We staan helaas in een wereld waar in onze huidige beschaving de mens slechts in zeer beperkte mate naar de levenspraktijk geleid wordt. […] De volle liefde tot de praktijk, de volle liefde zelfs tot wat onze handen grof (Duits: im groben) moeten verrichten, wordt in het huidige schoolonderwijs slechts in zeer geringe mate ontwikkeld.
Juist echter, als men op deze wijze vanuit werkelijke mensenkennis onderricht en opvoedt, zal men de overgang vinden, dat het kind, als het de rijpe leeftijd bereikt heeft, een innerlijke, vanzelfsprekende behoefte heeft een praktisch mens te worden. We proberen daarom in de Vrije Scholen (Duits: der Waldorfschule), omdat we de kinderen leiden tot de leeftijd dat de rijpheid nadert, overal het praktische in de school in te voeren. We proberen handwerken, dat tegelijkertijd als kunstzinnig handwerken wordt behandeld, in de school te brengen.

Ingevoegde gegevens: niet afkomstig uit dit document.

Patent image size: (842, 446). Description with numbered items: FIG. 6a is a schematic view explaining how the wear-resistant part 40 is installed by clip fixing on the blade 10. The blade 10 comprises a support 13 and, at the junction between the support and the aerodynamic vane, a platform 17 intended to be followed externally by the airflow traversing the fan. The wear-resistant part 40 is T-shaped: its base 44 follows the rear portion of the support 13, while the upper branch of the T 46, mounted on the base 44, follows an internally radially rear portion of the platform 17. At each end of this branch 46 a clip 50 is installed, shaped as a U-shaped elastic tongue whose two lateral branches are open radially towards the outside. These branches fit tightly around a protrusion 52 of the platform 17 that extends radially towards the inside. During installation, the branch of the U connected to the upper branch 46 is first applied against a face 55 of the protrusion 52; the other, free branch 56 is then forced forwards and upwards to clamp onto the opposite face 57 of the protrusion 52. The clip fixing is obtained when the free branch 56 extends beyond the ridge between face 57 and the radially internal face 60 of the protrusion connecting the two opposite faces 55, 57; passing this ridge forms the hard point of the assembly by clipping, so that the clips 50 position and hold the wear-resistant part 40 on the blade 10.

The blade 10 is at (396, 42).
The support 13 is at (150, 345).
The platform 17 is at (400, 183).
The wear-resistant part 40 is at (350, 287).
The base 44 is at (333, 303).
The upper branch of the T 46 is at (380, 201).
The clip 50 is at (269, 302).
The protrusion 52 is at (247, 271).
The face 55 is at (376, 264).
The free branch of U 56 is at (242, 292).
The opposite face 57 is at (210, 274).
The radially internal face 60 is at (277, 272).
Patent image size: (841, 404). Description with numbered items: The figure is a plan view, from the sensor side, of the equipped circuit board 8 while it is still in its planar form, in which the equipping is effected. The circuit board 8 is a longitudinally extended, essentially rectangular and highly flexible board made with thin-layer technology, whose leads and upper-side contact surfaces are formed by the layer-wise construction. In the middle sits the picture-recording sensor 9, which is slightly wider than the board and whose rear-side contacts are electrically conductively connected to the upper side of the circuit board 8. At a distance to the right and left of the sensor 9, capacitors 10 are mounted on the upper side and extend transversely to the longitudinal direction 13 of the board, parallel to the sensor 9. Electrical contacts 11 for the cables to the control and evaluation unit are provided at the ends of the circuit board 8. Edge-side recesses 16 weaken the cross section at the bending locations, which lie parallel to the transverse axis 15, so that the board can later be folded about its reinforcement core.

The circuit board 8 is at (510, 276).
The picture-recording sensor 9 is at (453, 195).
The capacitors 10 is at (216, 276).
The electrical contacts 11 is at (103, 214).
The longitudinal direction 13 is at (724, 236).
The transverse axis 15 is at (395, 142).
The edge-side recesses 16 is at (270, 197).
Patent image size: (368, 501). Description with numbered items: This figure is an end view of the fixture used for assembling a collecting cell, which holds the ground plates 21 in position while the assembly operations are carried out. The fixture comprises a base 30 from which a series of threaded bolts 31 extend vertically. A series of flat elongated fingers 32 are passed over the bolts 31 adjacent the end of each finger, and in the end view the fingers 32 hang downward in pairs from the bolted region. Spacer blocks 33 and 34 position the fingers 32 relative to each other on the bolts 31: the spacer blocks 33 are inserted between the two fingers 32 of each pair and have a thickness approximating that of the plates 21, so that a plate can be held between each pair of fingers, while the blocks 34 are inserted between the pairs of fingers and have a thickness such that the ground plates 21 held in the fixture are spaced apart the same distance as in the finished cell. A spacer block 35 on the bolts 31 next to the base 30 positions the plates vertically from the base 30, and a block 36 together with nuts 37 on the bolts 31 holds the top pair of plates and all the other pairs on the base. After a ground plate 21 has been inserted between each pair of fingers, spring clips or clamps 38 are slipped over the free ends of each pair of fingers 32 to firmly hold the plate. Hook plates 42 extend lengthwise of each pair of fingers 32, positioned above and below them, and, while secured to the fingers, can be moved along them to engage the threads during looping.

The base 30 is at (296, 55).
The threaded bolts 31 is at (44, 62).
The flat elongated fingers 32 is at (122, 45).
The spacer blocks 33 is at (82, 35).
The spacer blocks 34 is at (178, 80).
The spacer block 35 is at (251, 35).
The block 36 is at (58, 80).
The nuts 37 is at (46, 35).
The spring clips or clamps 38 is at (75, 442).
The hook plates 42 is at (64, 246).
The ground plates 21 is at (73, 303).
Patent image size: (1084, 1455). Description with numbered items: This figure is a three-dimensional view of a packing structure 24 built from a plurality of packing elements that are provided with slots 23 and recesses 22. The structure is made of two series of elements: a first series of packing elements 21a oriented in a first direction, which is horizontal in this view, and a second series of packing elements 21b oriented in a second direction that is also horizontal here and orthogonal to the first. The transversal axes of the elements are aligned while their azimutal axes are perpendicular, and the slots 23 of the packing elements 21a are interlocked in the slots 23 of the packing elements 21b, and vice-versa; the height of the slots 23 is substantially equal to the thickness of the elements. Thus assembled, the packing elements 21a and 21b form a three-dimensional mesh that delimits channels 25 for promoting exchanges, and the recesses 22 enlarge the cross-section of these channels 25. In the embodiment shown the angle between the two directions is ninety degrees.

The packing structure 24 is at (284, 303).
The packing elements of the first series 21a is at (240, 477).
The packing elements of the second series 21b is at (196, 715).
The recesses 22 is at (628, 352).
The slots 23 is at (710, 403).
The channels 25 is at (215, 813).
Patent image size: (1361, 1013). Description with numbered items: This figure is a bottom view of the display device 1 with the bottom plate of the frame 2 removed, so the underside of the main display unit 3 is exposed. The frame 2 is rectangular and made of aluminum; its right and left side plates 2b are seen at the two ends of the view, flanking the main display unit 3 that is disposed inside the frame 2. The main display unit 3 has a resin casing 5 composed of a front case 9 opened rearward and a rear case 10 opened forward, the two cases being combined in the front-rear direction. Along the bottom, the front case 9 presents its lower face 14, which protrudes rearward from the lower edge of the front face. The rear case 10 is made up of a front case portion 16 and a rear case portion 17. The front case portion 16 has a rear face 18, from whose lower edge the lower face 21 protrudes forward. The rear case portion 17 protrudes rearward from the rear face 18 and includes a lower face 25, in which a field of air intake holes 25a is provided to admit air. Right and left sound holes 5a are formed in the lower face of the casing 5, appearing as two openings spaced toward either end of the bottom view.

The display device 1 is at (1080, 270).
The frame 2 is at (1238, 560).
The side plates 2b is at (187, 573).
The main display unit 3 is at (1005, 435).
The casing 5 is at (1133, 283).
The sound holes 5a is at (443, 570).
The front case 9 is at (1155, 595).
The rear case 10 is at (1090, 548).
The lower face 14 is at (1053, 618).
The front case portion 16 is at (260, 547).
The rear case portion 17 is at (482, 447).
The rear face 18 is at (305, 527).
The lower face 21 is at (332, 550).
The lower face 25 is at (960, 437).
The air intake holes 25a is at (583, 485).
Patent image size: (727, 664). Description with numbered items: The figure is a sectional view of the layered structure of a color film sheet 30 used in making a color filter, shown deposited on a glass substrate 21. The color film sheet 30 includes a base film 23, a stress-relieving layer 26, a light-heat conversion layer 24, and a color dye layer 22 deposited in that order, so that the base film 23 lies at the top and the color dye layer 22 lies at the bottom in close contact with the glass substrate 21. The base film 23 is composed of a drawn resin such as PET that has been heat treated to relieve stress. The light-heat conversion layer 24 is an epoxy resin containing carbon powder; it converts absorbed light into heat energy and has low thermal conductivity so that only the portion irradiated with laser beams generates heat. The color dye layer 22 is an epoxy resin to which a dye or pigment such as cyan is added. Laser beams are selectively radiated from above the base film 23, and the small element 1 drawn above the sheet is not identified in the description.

We hebben de Vrije School zo ingericht, dat jongens en meisjes door elkaar zijn. Het heeft tot nu toe niet de geringste schade in de onderwijsvoering veroorzaakt. Er is echter wat anders uit gebleken, namelijk dat de jongens meisjeswerk, breien, haken enzovoort buitengewoon graag doen, en dat juist met betrekking tot dit handwerken een prachtige samenwerking plaatsvindt in de Vrije School. En misschien neemt u mij deze persoonlijke opmerking niet kwalijk: Degene die als jongen eens in de school breien of haken heeft geleerd, die weet, hoeveel naar boven gestroomd is in het hoofd van dit breien leren, van dit haken leren; hoeveel overgegaan is van dit hanteren van de breinaalden en het inrijgen van de naalden in de consequente ontwikkeling van het logisch denken. Dat lijkt misschien paradoxaal, het behoort echter toch tot de intimiteiten van het leven.
Bron: Rudolf Steiner – GA 304 – Erziehungs- und Unterrichtsmethoden auf anthroposophischer Grundlage – Kristiania (Oslo), 24 november 1921 (bladzijde 173-174)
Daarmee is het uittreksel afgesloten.